We come to college to grow up and become the adults that we always envisioned, this being the case I should not be 19 years old and still being told where to sit. This cannot be fair, and I am pretty sure I’m not the only one who is fed up with professors in college telling us where to sit just because it makes their life easier.
It is hard enough that you have to be in a class full of people you probably do not know, but to add assigned seating, making you to sit beside that guy that breathes too loudly or the girl that clicks her pen because it’s a nervous habit, is just cruel.
Professors say they assign seating to make sure students come to class every day and they can check that they are there. For example, in one of my communication classes I am forced to sit in the back of a large room just so the TA can walk up the steps look down the row and check off that I am there. Maybe I wanted to sit in the first row or the middle, but because my last name starts with a “T” I am automatically put all the way in the back.
In some aspects I do understand why college professors have to enforce assigned seating. The amount of students can be as high as 200 or more students and we have our ways of making it seem like we were in class when we really were not. Unfortunately, professors have gotten wiser and much more strict on how they deal with attendance. Professors want to make sure that students are in their classroom every other day and ready to learn something new.
Assigned seating is a drag on college students. If we want to attend class regularly I am pretty sure that we would, in most cases our parents or ourselves are paying for our education and if we do not perform well it will be on us and not our professors. It just really gets under my skin that I cannot freely move from seat to seat each day I come into class just because my professor feels the righteous need to take role.

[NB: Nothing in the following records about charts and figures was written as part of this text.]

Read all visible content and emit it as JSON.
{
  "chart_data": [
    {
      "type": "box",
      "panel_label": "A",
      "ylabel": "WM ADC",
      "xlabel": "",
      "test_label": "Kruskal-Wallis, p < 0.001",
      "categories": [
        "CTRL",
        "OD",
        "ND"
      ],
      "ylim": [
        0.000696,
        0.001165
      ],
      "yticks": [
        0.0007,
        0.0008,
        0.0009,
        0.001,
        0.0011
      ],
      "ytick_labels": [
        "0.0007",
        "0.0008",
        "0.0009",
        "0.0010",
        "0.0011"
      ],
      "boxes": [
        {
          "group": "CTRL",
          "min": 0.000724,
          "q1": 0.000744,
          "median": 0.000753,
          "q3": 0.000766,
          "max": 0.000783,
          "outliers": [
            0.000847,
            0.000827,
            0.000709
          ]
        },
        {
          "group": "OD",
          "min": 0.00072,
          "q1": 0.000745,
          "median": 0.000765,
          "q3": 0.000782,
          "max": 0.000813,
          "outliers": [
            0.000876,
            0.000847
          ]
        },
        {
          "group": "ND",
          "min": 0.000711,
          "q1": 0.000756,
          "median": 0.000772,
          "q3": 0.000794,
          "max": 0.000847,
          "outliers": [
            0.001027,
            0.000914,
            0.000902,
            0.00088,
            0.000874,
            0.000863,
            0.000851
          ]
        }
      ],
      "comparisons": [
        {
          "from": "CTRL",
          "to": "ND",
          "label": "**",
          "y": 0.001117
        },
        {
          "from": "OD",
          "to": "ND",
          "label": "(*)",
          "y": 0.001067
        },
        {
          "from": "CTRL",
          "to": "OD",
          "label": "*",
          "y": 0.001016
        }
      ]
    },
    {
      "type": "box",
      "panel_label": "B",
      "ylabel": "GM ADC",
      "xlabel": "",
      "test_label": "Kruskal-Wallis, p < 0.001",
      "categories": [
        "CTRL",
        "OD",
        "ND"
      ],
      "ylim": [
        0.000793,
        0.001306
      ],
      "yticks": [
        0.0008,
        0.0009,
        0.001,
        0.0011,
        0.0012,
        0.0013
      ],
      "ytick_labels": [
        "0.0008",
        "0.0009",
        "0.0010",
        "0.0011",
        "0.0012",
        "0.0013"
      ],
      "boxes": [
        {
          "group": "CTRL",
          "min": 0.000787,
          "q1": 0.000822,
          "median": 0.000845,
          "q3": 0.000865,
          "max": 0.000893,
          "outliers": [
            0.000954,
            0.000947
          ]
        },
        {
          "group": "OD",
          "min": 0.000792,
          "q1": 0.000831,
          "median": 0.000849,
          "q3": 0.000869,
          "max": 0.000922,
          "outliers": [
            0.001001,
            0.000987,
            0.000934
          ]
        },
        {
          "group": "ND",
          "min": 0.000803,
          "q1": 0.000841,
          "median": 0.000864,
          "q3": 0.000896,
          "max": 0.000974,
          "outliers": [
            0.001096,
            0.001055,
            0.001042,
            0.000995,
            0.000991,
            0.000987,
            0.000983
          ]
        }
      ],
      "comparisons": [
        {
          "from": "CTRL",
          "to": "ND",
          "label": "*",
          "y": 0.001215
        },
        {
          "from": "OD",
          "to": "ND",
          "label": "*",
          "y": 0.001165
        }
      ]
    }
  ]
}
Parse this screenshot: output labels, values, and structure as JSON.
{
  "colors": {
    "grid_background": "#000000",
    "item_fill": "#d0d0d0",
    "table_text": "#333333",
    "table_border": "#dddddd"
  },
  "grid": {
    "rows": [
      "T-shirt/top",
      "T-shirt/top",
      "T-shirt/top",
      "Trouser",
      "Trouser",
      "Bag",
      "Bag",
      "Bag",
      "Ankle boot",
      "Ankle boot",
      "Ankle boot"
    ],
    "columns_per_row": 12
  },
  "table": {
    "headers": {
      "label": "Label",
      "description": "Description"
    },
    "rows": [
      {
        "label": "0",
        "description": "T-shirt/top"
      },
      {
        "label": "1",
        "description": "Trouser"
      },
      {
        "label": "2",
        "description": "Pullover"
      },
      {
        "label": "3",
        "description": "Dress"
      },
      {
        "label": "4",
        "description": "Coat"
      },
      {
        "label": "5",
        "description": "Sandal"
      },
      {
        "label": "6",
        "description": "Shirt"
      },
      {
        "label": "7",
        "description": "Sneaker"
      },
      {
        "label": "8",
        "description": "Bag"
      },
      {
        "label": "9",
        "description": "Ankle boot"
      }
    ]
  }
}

I have a couple of alternatives to professors putting us in assigned seating as if we were in kindergarten. I think that they should pass around roll and let us sign in. We could also spend the first five minutes of every class and call out every name on the list and mark the ones who are not present.
Being able to seat ourselves would prevent our suffering when we are forced to sit beside the annoying guy who always has to answer the question or when we are forced to squeeze our way down a narrow aisle while you step on people’s book bags and their feet; when all you wanted to do was sit on the end of the row in the first place.
Let us find our way in the classroom, for its the goal of college anyway: to prepare us to find our way on our own.